Goshen officials called the Elkhart HAZMAT team to the scene, as well as alerting county health and Environmental Management officials.

Goshen Street Department workers also assisted at the scene, working to capture diesel fuel that was spilling from the upset engine.

No hazardous chemicals were located on either trains, according to Assistant Fire Chief Jim Ramer. However, diesel fuel leaked into a sewer line and reached the Goshen water treatment plant located within a half-mile of the wreck.

The fuel was absorbed at the plant with special absorbing equipment, according to the environmental compliance administrator at the plant, Dave Bates. He said the treatment plant is functioning normally. Hypothetically, a harmful excess of diesel fuel would kill bacteria used to treat wastewater, hampering the plant’s operation, he said.

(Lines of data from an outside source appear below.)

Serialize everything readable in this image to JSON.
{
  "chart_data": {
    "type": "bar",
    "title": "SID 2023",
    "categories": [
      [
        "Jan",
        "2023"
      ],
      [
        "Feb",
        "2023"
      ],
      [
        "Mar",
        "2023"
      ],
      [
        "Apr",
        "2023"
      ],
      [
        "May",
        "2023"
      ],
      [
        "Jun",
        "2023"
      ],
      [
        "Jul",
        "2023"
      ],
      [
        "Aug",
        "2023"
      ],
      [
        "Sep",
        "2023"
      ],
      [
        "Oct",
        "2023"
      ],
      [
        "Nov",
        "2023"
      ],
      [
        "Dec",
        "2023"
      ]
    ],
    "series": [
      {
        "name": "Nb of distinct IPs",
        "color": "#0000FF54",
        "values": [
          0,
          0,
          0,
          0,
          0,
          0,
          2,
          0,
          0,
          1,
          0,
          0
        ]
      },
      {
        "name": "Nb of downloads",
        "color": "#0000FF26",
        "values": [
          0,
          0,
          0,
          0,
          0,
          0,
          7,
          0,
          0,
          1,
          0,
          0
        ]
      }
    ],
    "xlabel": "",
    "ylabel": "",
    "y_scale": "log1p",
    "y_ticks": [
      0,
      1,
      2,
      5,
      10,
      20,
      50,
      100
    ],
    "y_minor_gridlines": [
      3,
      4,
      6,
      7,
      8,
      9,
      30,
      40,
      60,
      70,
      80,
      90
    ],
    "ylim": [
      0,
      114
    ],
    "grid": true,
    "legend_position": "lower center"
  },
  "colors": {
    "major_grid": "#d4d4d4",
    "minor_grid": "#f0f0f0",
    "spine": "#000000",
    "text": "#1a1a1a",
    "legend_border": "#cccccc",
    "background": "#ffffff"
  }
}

Bates was told by fire officials that possibly 500 gallons of diesel fuel leaked into the sewer line. Ramer was told by Norfolk officials the locomotives could hold any amount of fuel between 3,500 and 1,000 gallons.

Firefighters responded to the derailment at 12:40 p.m. and had the fuel leak contained by roughly 2:10 p.m. A backhoe was used to dig a trench near a manhole to divert the flow of the fuel away from the septic line.

Fuel was also stopped from flowing into nearby Elkhart River, just south of the wreck, which was a major concern of Ramer’s.

With the second derailment in the same location, both without a hazardous material spill, Ramer said, “We are very lucky.”

The derailment shook the nerves of Peggy Whitworth who lives at 803 N. Indiana Ave., just north of the tracks. She remembers the noise and vibrations from the previous derailment.

“This one was awful … I was in an earthquake in 1968 in Alaska, and the house shook just like this,” she said. “One of these times it’s going to come right through the house — it’s been happening too many times.”